Tuesday, 29 May 2012

Scott Anderson on the New Evangelisation and the Ordinariate

Scott Anderson, for many years vicar of St Andrew's, Willesden Green, and now a member of the South London Ordinariate Group, has written a thoughtful piece in the Catholic Herald on the useful role the Ordinariate can play in the Pope's programme of a New Evangelisation.

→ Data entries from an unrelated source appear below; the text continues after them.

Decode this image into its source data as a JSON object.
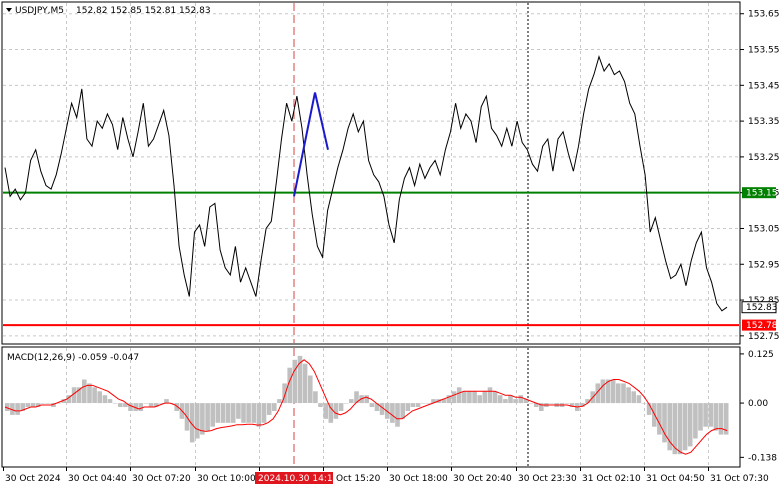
{
  "header": {
    "symbol": "USDJPY,M5",
    "ohlc": "152.82 152.85 152.81 152.83",
    "indicator": "MACD(12,26,9) -0.059 -0.047"
  },
  "price_scale": {
    "labels": [
      "153.65",
      "153.55",
      "153.45",
      "153.35",
      "153.25",
      "153.15",
      "153.05",
      "152.95",
      "152.85",
      "152.75"
    ],
    "current_price": "152.83",
    "green_level": "153.15",
    "red_level": "152.78"
  },
  "macd_scale": {
    "labels": [
      "0.125",
      "0.00",
      "-0.138"
    ]
  },
  "time_axis": {
    "labels": [
      "30 Oct 2024",
      "30 Oct 04:40",
      "30 Oct 07:20",
      "30 Oct 10:00",
      "2024.10.30 14:10",
      "Oct 15:20",
      "30 Oct 18:00",
      "30 Oct 20:40",
      "30 Oct 23:30",
      "31 Oct 02:10",
      "31 Oct 04:50",
      "31 Oct 07:30"
    ],
    "highlight_index": 4
  },
  "colors": {
    "price_line": "#000000",
    "green_level": "#008000",
    "red_level": "#ff0000",
    "current_price_box": "#ffffff",
    "signal_line": "#ff0000",
    "histogram": "#c0c0c0",
    "arrow": "#1a1acc",
    "grid": "#c8c8c8",
    "highlight_bg": "#e0161e",
    "vline_red": "#d94040"
  },
  "chart_data": {
    "type": "line",
    "title": "USDJPY,M5",
    "ylim": [
      152.73,
      153.68
    ],
    "price_series": [
      153.22,
      153.14,
      153.16,
      153.13,
      153.15,
      153.24,
      153.27,
      153.21,
      153.17,
      153.16,
      153.2,
      153.26,
      153.33,
      153.4,
      153.36,
      153.44,
      153.3,
      153.28,
      153.35,
      153.33,
      153.37,
      153.34,
      153.27,
      153.36,
      153.3,
      153.25,
      153.32,
      153.4,
      153.28,
      153.3,
      153.34,
      153.38,
      153.31,
      153.17,
      153.0,
      152.92,
      152.86,
      153.04,
      153.06,
      153.0,
      153.11,
      153.12,
      152.99,
      152.94,
      152.92,
      153.0,
      152.9,
      152.94,
      152.9,
      152.86,
      152.96,
      153.05,
      153.07,
      153.18,
      153.3,
      153.4,
      153.35,
      153.42,
      153.33,
      153.2,
      153.09,
      153.0,
      152.97,
      153.1,
      153.16,
      153.22,
      153.27,
      153.33,
      153.37,
      153.32,
      153.35,
      153.24,
      153.2,
      153.18,
      153.14,
      153.06,
      153.01,
      153.13,
      153.19,
      153.22,
      153.17,
      153.23,
      153.19,
      153.22,
      153.24,
      153.2,
      153.27,
      153.32,
      153.4,
      153.33,
      153.37,
      153.35,
      153.29,
      153.39,
      153.42,
      153.33,
      153.31,
      153.28,
      153.33,
      153.28,
      153.35,
      153.29,
      153.27,
      153.23,
      153.21,
      153.28,
      153.3,
      153.21,
      153.3,
      153.32,
      153.26,
      153.21,
      153.28,
      153.37,
      153.44,
      153.48,
      153.53,
      153.49,
      153.51,
      153.48,
      153.49,
      153.46,
      153.4,
      153.37,
      153.28,
      153.2,
      153.04,
      153.08,
      153.02,
      152.96,
      152.91,
      152.92,
      152.95,
      152.89,
      152.96,
      153.01,
      153.04,
      152.94,
      152.9,
      152.84,
      152.82,
      152.83
    ]
  },
  "macd_data": {
    "ylim": [
      -0.16,
      0.14
    ],
    "histogram": [
      -0.02,
      -0.03,
      -0.03,
      -0.02,
      -0.01,
      -0.01,
      -0.01,
      0.0,
      0.0,
      -0.01,
      0.0,
      0.01,
      0.02,
      0.04,
      0.04,
      0.06,
      0.05,
      0.04,
      0.03,
      0.02,
      0.01,
      0.0,
      -0.01,
      -0.01,
      -0.02,
      -0.02,
      -0.02,
      0.0,
      -0.01,
      -0.01,
      0.0,
      0.01,
      0.0,
      -0.02,
      -0.04,
      -0.07,
      -0.1,
      -0.09,
      -0.08,
      -0.07,
      -0.06,
      -0.05,
      -0.05,
      -0.05,
      -0.05,
      -0.04,
      -0.05,
      -0.05,
      -0.05,
      -0.06,
      -0.05,
      -0.03,
      -0.02,
      0.01,
      0.05,
      0.09,
      0.11,
      0.12,
      0.1,
      0.07,
      0.03,
      -0.01,
      -0.04,
      -0.05,
      -0.04,
      -0.02,
      0.0,
      0.01,
      0.03,
      0.02,
      0.02,
      -0.01,
      -0.02,
      -0.03,
      -0.04,
      -0.05,
      -0.06,
      -0.04,
      -0.02,
      -0.01,
      -0.01,
      0.0,
      0.0,
      0.01,
      0.01,
      0.01,
      0.02,
      0.03,
      0.04,
      0.03,
      0.03,
      0.03,
      0.02,
      0.03,
      0.04,
      0.03,
      0.02,
      0.01,
      0.02,
      0.01,
      0.02,
      0.01,
      0.0,
      -0.01,
      -0.02,
      -0.01,
      0.0,
      -0.01,
      -0.01,
      0.0,
      -0.01,
      -0.02,
      -0.01,
      0.01,
      0.03,
      0.05,
      0.06,
      0.06,
      0.06,
      0.05,
      0.05,
      0.04,
      0.03,
      0.02,
      0.0,
      -0.03,
      -0.06,
      -0.08,
      -0.1,
      -0.12,
      -0.13,
      -0.13,
      -0.12,
      -0.11,
      -0.09,
      -0.07,
      -0.06,
      -0.06,
      -0.07,
      -0.08,
      -0.08
    ],
    "signal": [
      -0.01,
      -0.015,
      -0.02,
      -0.02,
      -0.015,
      -0.01,
      -0.01,
      -0.005,
      -0.005,
      -0.005,
      0.0,
      0.005,
      0.01,
      0.02,
      0.03,
      0.04,
      0.045,
      0.045,
      0.04,
      0.035,
      0.03,
      0.02,
      0.01,
      0.005,
      -0.005,
      -0.01,
      -0.015,
      -0.01,
      -0.01,
      -0.01,
      -0.005,
      0.0,
      0.0,
      -0.005,
      -0.015,
      -0.03,
      -0.05,
      -0.065,
      -0.07,
      -0.072,
      -0.07,
      -0.065,
      -0.062,
      -0.06,
      -0.058,
      -0.055,
      -0.055,
      -0.054,
      -0.054,
      -0.056,
      -0.055,
      -0.05,
      -0.04,
      -0.02,
      0.01,
      0.05,
      0.08,
      0.1,
      0.11,
      0.1,
      0.08,
      0.05,
      0.02,
      -0.01,
      -0.025,
      -0.03,
      -0.025,
      -0.015,
      0.0,
      0.01,
      0.015,
      0.01,
      0.0,
      -0.01,
      -0.02,
      -0.03,
      -0.04,
      -0.04,
      -0.03,
      -0.02,
      -0.015,
      -0.01,
      -0.005,
      0.0,
      0.005,
      0.01,
      0.015,
      0.02,
      0.025,
      0.03,
      0.03,
      0.03,
      0.03,
      0.03,
      0.03,
      0.03,
      0.025,
      0.02,
      0.02,
      0.015,
      0.015,
      0.01,
      0.005,
      0.0,
      -0.005,
      -0.005,
      -0.005,
      -0.005,
      -0.005,
      -0.005,
      -0.008,
      -0.01,
      -0.008,
      0.0,
      0.015,
      0.03,
      0.045,
      0.055,
      0.06,
      0.06,
      0.055,
      0.05,
      0.04,
      0.03,
      0.015,
      -0.005,
      -0.03,
      -0.055,
      -0.08,
      -0.1,
      -0.115,
      -0.125,
      -0.13,
      -0.125,
      -0.11,
      -0.095,
      -0.08,
      -0.07,
      -0.065,
      -0.065,
      -0.07
    ]
  }
}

Although a sub-editor has given his words the trouble-making title "Ex-Anglicans are eager to lead others across the Tiber," this is not what he is talking about. The provision of Ordinariates for groups of Anglicans is a pastoral response, not poaching. Poaching the members of other Christian churches and uniatism have been repeatedly repudiated by the Catholic Church for a century, especially in the light of the teaching of Vatican II, as not just an offence to charity but destructive to the trust and hope needed for reconciliation. Poaching is a tactic used by a small number of unrepresentative Pentecostalist and extreme Protestant churches that have more in common with extreme sects and a loose hold on orthodox Scriptural theology. No matter how hard people convince themselves that fishing in other churches' ponds is mission, it is lazy. It is a waste of energies that could have been devoted to those who had never before had any encounter with the living Christ in his people, or who had not realised that it was Christ they were encountering in their society and culture, or who had forgotten an encounter that had once meant something to them.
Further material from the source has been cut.